Alas, for now, our Prime Minister seems only to be saying, give me my nuke deal, or I shall pack my wherewithal. And Democracy? Don’t worry about that one; hasn’t America taken upon herself/himself/itself to guarantee democracy throughout the world? What else has George W. been doing since that day in September?

IV

TAILPIECE: third man in a quandary.

L.K. Advani, formally the Leader of the Opposition in Parliament, and informally the head of the Bhartiya Janata Party, is past eighty. So, come on India, I ain’t got much time. By general consensus, I am the cunningest of them all, so make me Prime Minister please any which way you like. If it is the Hindutva hardliner you like, such I am; if some secular façade be needed, remember I went to say hello to Jinnah!
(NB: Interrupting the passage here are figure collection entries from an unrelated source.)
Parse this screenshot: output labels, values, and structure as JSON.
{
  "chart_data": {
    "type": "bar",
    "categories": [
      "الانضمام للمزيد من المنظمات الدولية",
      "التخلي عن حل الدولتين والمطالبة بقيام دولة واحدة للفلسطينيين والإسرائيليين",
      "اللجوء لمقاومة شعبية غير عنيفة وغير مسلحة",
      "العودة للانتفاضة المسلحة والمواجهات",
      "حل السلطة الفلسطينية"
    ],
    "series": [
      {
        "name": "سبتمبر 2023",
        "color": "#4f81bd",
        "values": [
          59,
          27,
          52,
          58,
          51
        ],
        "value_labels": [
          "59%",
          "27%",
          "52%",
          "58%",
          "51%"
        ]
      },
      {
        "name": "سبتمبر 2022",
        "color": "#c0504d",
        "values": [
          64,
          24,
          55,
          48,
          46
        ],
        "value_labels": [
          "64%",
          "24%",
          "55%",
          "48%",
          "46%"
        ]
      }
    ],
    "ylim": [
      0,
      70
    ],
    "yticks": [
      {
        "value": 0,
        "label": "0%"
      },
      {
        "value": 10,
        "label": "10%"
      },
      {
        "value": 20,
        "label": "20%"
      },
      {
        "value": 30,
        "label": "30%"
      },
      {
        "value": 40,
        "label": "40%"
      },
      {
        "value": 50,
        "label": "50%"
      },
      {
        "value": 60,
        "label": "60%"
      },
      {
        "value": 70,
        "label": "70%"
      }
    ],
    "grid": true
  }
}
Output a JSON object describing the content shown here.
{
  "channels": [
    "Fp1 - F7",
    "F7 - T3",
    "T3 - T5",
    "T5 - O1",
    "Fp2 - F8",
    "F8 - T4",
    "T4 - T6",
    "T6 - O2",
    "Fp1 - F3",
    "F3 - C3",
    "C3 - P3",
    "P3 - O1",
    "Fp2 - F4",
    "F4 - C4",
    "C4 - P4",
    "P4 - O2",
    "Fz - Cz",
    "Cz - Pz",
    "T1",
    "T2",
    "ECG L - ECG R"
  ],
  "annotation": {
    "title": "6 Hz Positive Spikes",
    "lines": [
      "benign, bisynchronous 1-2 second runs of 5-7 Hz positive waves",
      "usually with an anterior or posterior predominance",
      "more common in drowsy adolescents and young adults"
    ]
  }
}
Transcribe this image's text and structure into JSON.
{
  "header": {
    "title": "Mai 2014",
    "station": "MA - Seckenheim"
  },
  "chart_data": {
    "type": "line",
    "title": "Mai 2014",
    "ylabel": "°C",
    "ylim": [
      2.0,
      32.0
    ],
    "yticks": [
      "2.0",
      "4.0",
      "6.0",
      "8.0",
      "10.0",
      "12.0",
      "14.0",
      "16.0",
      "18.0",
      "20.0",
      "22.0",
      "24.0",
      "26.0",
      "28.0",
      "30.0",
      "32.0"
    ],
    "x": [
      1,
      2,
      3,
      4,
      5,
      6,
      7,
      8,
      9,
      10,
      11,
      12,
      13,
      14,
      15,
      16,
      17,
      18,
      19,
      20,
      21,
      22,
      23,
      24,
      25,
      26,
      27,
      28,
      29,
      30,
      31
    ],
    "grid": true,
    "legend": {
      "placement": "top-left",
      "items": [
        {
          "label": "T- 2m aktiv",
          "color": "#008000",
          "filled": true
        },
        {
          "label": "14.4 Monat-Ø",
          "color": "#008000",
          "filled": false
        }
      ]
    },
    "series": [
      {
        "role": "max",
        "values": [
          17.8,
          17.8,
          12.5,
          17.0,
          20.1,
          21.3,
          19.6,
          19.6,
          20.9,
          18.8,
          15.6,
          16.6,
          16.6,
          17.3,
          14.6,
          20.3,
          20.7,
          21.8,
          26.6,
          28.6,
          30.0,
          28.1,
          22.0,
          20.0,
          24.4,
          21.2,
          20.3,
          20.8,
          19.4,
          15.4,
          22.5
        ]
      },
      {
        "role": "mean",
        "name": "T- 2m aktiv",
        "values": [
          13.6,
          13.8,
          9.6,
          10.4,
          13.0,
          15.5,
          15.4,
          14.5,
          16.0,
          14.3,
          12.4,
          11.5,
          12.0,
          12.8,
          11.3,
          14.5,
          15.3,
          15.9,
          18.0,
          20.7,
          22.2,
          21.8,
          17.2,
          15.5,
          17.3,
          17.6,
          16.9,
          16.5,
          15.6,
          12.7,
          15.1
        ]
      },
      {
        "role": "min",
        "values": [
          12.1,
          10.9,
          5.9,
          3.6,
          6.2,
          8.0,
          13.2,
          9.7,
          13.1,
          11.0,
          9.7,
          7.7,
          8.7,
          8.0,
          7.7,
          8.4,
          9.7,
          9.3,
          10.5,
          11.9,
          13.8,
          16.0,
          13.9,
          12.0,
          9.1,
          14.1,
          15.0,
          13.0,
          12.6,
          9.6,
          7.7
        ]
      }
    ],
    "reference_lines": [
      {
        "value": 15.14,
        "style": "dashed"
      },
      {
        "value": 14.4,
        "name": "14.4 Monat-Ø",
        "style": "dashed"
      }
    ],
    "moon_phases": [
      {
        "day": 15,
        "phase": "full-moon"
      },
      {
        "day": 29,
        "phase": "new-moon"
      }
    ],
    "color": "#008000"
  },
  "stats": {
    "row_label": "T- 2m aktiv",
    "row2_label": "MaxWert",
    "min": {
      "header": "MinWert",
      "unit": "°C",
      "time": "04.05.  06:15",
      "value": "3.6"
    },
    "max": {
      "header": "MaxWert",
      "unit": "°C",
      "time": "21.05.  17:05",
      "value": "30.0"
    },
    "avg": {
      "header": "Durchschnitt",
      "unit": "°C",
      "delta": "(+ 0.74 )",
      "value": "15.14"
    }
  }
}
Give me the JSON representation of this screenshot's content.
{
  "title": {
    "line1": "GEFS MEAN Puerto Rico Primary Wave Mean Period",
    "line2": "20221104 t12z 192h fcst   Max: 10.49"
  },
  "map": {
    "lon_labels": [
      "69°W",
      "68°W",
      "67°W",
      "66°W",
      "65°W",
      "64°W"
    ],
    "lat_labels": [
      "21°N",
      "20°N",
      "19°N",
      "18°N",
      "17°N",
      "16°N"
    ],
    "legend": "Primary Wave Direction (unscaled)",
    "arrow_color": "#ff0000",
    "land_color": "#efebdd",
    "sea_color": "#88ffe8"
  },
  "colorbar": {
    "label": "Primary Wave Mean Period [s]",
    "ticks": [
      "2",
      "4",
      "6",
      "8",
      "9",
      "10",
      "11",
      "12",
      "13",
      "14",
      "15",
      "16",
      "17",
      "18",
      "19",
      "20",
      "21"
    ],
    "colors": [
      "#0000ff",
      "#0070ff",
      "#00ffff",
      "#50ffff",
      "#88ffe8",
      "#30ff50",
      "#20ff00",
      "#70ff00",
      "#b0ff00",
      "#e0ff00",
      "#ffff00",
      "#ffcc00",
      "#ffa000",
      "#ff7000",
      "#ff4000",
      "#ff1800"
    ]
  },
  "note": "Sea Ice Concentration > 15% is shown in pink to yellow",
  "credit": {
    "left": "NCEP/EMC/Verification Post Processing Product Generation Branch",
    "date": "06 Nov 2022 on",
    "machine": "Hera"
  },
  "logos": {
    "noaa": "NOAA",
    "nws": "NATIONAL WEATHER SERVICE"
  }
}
And do not forget that that Justice Liberhan Commission which has been looking into my (Advani’s, that is, folks) culpability in the crime of the demolition of the Babri mosque, and the courts in Lucknow and Bareilly doing the same, could soon turn in a verdict of guilty. Then what happens, I ask you?

Surely, the only best way to forestall all that is that you make me Prime Minister first.

And that wretched monster, Democracy, is still unlikely to oblige. Indeed, in nearly all polls conducted over the years on the question as to who are the fit candidates for the post (of Prime Minister), Advani has usually brought up the rear between one and nine per cent—cuttingly, below even that neophyte, Rahul Gandhi.

Which is why the classes invariably say how democracy is always inimical to merit, and has neither eyes to see nor a brain to consider.

And the people? They surely need to be changed, in both great Democracies of the world—America and India. Else, better that the aliens come.